Vai ser promovido um concurso público internacional para a assegurar a cobertura o país com redes de banda larga de fibra óptica. Nesse âmbito, está a decorrer uma consulta pública sobre as zonas brancas, onde este serviço ainda não chegou. “Esta consulta é muito importante porque vai permitir termos informação, o mais fina possível sobre quais são as casas, os aglomerados familiares que necessitam desta cobertura, porque o objectivo do governo é termos 100% da população coberta em termos desta infraestrutura, com uma velocidade de 1 gigabyte”, afirma a secretária de Estado da Valorização do Interior, Isabel Ferreira. O objectivo é que no final do concurso todos os agregados familiares têm disponível redes de capacidade muito elevada banda larga fixa.
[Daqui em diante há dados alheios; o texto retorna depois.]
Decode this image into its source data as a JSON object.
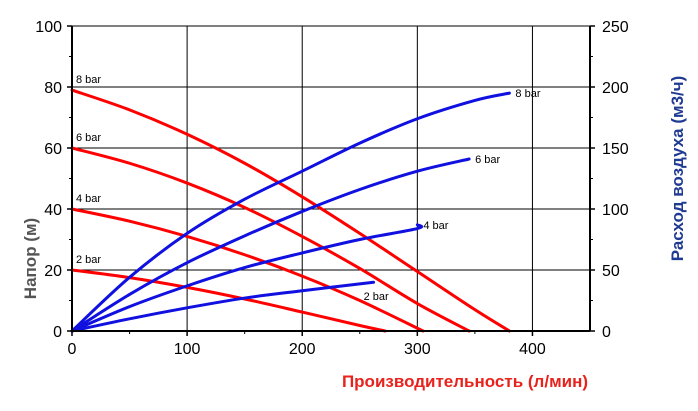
{
  "chart_data": {
    "type": "line",
    "xlabel": "Производительность (л/мин)",
    "ylabel_left": "Напор (м)",
    "ylabel_right": "Расход воздуха (м3/ч)",
    "xlim": [
      0,
      450
    ],
    "ylim_left": [
      0,
      100
    ],
    "ylim_right": [
      0,
      250
    ],
    "x_ticks": [
      "0",
      "100",
      "200",
      "300",
      "400"
    ],
    "y_left_ticks": [
      "0",
      "20",
      "40",
      "60",
      "80",
      "100"
    ],
    "y_right_ticks": [
      "0",
      "50",
      "100",
      "150",
      "200",
      "250"
    ],
    "grid": true,
    "colors": {
      "head": "#ff0000",
      "air": "#1010e0",
      "xlabel": "#e8221c",
      "ylabel_left": "#555555",
      "ylabel_right": "#1f3a93",
      "grid": "#000000"
    },
    "head_series": [
      {
        "label": "8 bar",
        "axis": "left",
        "x": [
          0,
          50,
          100,
          150,
          200,
          250,
          300,
          350,
          380
        ],
        "y": [
          79,
          72.5,
          64.5,
          55,
          44,
          32,
          19.5,
          7,
          0
        ]
      },
      {
        "label": "6 bar",
        "axis": "left",
        "x": [
          0,
          50,
          100,
          150,
          200,
          250,
          300,
          345
        ],
        "y": [
          60,
          55,
          48.5,
          40.5,
          31,
          20.5,
          9,
          0
        ]
      },
      {
        "label": "4 bar",
        "axis": "left",
        "x": [
          0,
          50,
          100,
          150,
          200,
          250,
          305
        ],
        "y": [
          40,
          36,
          31,
          25,
          18,
          10,
          0
        ]
      },
      {
        "label": "2 bar",
        "axis": "left",
        "x": [
          0,
          50,
          100,
          150,
          200,
          250,
          272
        ],
        "y": [
          20,
          17.5,
          14.3,
          10.5,
          6.2,
          1.8,
          0
        ]
      }
    ],
    "air_series": [
      {
        "label": "8 bar",
        "axis": "right",
        "x": [
          0,
          50,
          100,
          150,
          200,
          250,
          300,
          350,
          380
        ],
        "y": [
          0,
          44,
          80,
          108,
          131,
          154,
          174,
          189,
          195
        ]
      },
      {
        "label": "6 bar",
        "axis": "right",
        "x": [
          0,
          50,
          100,
          150,
          200,
          250,
          300,
          345
        ],
        "y": [
          0,
          30,
          56,
          78,
          98,
          116,
          131,
          141
        ]
      },
      {
        "label": "4 bar",
        "axis": "right",
        "x": [
          0,
          50,
          100,
          150,
          200,
          250,
          300,
          300
        ],
        "y": [
          0,
          20,
          37,
          52,
          64,
          75,
          84,
          87
        ]
      },
      {
        "label": "2 bar",
        "axis": "right",
        "x": [
          0,
          50,
          100,
          150,
          200,
          262
        ],
        "y": [
          0,
          10,
          19,
          27,
          33,
          40
        ]
      }
    ]
  }
}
Qualquer pessoa, desde entidades, organizações ou autarquias, com base no mapa interactivo, que está disponibilizado no site da ANACOM, pode verificar se a sua zona está coberta ou não e participar até ao dia 7 de Fevereiro na consulta pública. “Apelo à participação de todos, é muito importante termos a informação o mais fidedigna possível. Este levantamento que disponibilizamos é preliminar, feito com base na informação prestada pelas operadoras, mas no final da consulta pública vamos ter um mapa que dê confiança de abrir um concurso que cumpra a metade 100% dos agregados familiares”, sublinhou.